Last week, the Harvard-Smithsonian Center for Astrophysics sent out a maddening press announcement, promising to reveal a major cosmological discovery on March 17th and giving not a clue what it would be.
This morning, a new press release explains that scientists are announcing an important new insight into the first moments of the universe’s expansion. With a detector at the South Pole, a group claims to have found the signature of gravitational waves – a phenomenon that’s long been predicted and sought as evidence for the favored version of the big bang known as inflation.
The Guardian didn’t wait for this promised revelation, running a story last Friday: Gravitational Waves: have US Scientists Heard Echoes of the Big Bang?
The story, by Stuart Clark, captures the excitement in the cosmology community and seems to be in ballpark on the nature of the finding.

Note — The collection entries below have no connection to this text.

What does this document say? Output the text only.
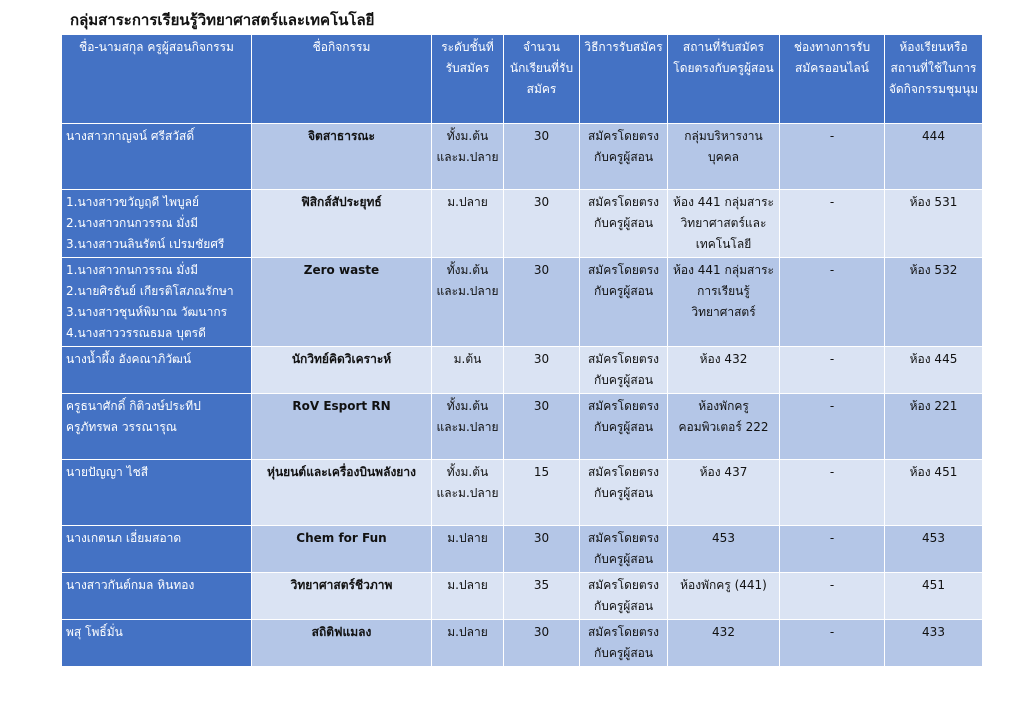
กลุ่มสาระการเรียนรู้วิทยาศาสตร์และเทคโนโลยี
ชื่อ-นามสกุล ครูผู้สอนกิจกรรม	ชื่อกิจกรรม	ระดับชั้นที่รับสมัคร	จำนวนนักเรียนที่รับสมัคร	วิธีการรับสมัคร	สถานที่รับสมัครโดยตรงกับครูผู้สอน	ช่องทางการรับสมัครออนไลน์	ห้องเรียนหรือสถานที่ใช้ในการจัดกิจกรรมชุมนุม

นางสาวกาญจน์ ศรีสวัสดิ์	จิตสาธารณะ	ทั้งม.ต้นและม.ปลาย	30	สมัครโดยตรงกับครูผู้สอน	กลุ่มบริหารงานบุคคล	-	444

1.นางสาวขวัญฤดี ไพบูลย์
2.นางสาวกนกวรรณ มั่งมี
3.นางสาวนลินรัตน์ เปรมชัยศรี	ฟิสิกส์สัประยุทธ์	ม.ปลาย	30	สมัครโดยตรงกับครูผู้สอน	ห้อง 441 กลุ่มสาระวิทยาศาสตร์และเทคโนโลยี	-	ห้อง 531

1.นางสาวกนกวรรณ มั่งมี
2.นายศิรธันย์ เกียรติโสภณรักษา
3.นางสาวชุนห์พิมาณ วัฒนากร
4.นางสาววรรณธมล บุตรดี	Zero waste	ทั้งม.ต้นและม.ปลาย	30	สมัครโดยตรงกับครูผู้สอน	ห้อง 441 กลุ่มสาระการเรียนรู้วิทยาศาสตร์	-	ห้อง 532

นางน้ำผึ้ง อังคณาภิวัฒน์	นักวิทย์คิดวิเคราะห์	ม.ต้น	30	สมัครโดยตรงกับครูผู้สอน	ห้อง 432	-	ห้อง 445

ครูธนาศักดิ์ กิติวงษ์ประทีป
ครูภัทรพล วรรณารุณ	RoV Esport RN	ทั้งม.ต้นและม.ปลาย	30	สมัครโดยตรงกับครูผู้สอน	ห้องพักครูคอมพิวเตอร์ 222	-	ห้อง 221

นายปัญญา ไชสี	หุ่นยนต์และเครื่องบินพลังยาง	ทั้งม.ต้นและม.ปลาย	15	สมัครโดยตรงกับครูผู้สอน	ห้อง 437	-	ห้อง 451

นางเกตนภ เอี่ยมสอาด	Chem for Fun	ม.ปลาย	30	สมัครโดยตรงกับครูผู้สอน	453	-	453

นางสาวกันต์กมล หินทอง	วิทยาศาสตร์ชีวภาพ	ม.ปลาย	35	สมัครโดยตรงกับครูผู้สอน	ห้องพักครู (441)	-	451

พสุ โพธิ์มั่น	สถิติฟแมลง	ม.ปลาย	30	สมัครโดยตรงกับครูผู้สอน	432	-	433
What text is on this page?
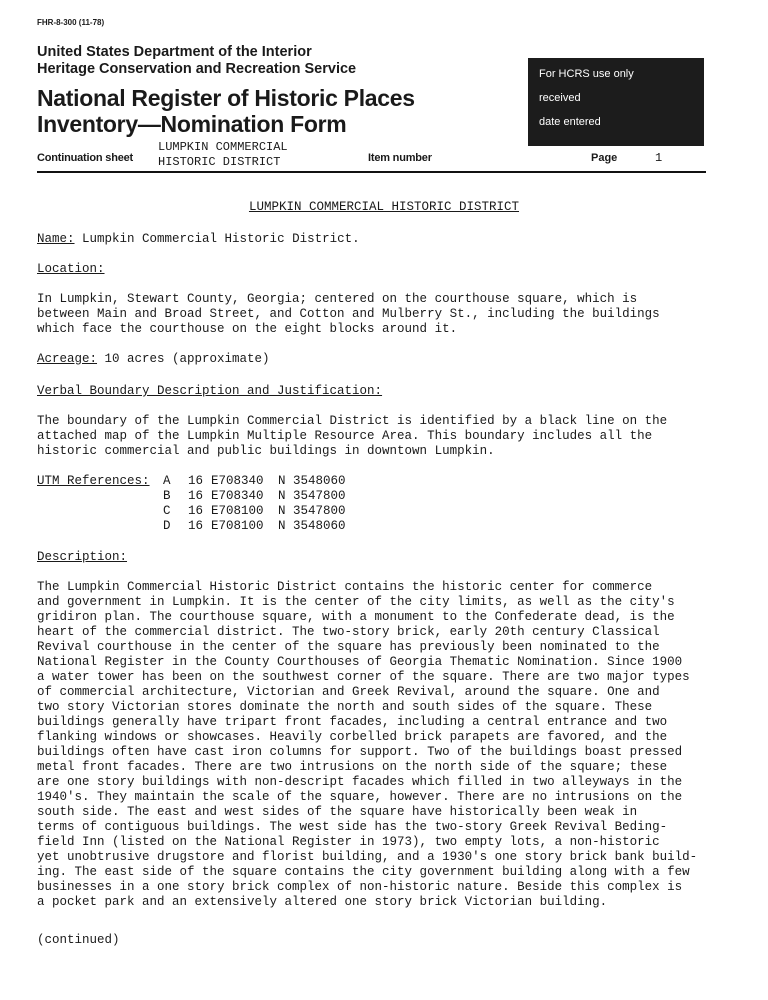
FHR-8-300 (11-78)
United States Department of the Interior
Heritage Conservation and Recreation Service
National Register of Historic Places
Inventory—Nomination Form
For HCRS use only
received
date entered
Continuation sheet
LUMPKIN COMMERCIAL
HISTORIC DISTRICT	Item number	Page	1
LUMPKIN COMMERCIAL HISTORIC DISTRICT
Name: Lumpkin Commercial Historic District.
Location:
In Lumpkin, Stewart County, Georgia; centered on the courthouse square, which is
between Main and Broad Street, and Cotton and Mulberry St., including the buildings
which face the courthouse on the eight blocks around it.
Acreage: 10 acres (approximate)
Verbal Boundary Description and Justification:
The boundary of the Lumpkin Commercial District is identified by a black line on the
attached map of the Lumpkin Multiple Resource Area. This boundary includes all the
historic commercial and public buildings in downtown Lumpkin.
UTM References: A 16 E708340 N 3548060
B 16 E708340 N 3547800
C 16 E708100 N 3547800
D 16 E708100 N 3548060
Description:
The Lumpkin Commercial Historic District contains the historic center for commerce
and government in Lumpkin. It is the center of the city limits, as well as the city's
gridiron plan. The courthouse square, with a monument to the Confederate dead, is the
heart of the commercial district. The two-story brick, early 20th century Classical
Revival courthouse in the center of the square has previously been nominated to the
National Register in the County Courthouses of Georgia Thematic Nomination. Since 1900
a water tower has been on the southwest corner of the square. There are two major types
of commercial architecture, Victorian and Greek Revival, around the square. One and
two story Victorian stores dominate the north and south sides of the square. These
buildings generally have tripart front facades, including a central entrance and two
flanking windows or showcases. Heavily corbelled brick parapets are favored, and the
buildings often have cast iron columns for support. Two of the buildings boast pressed
metal front facades. There are two intrusions on the north side of the square; these
are one story buildings with non-descript facades which filled in two alleyways in the
1940's. They maintain the scale of the square, however. There are no intrusions on the
south side. The east and west sides of the square have historically been weak in
terms of contiguous buildings. The west side has the two-story Greek Revival Beding-
field Inn (listed on the National Register in 1973), two empty lots, a non-historic
yet unobtrusive drugstore and florist building, and a 1930's one story brick bank build-
ing. The east side of the square contains the city government building along with a few
businesses in a one story brick complex of non-historic nature. Beside this complex is
a pocket park and an extensively altered one story brick Victorian building.
(continued)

There is intense speculation among cosmologists that a US team is on the verge of confirming they have detected "primordial gravitational waves" – an echo of the big bang in which the universe came into existence 14bn years ago.
Rumours have been rife in the physics community about an announcement due on Monday from the Harvard-Smithsonian Center for Astrophysics. If there is evidence for gravitational waves, it would be a landmark discovery that would change the face of cosmology and particle physics.
A very good story explaining the context and background of the search appeared in Sky and Telescope last October. Bruce Lieberman’s Back to the Big Bang explains what gravitational waves are and how they might leave traces in the sky that astronomers can detect by observing cosmic microwaves.
Physicist/blogger Sean Carroll has also written a very detailed piece here, in which he’s quite clear he thinks this is a big deal:
Punchline: other than finding life on other planets or directly detecting dark matter, I can’t think of any other plausible near-term astrophysical discovery more important than this one for improving our understanding of the universe. It would be the biggest thing since dark energy.
With a press conference at noon EDT, we will all learn much more.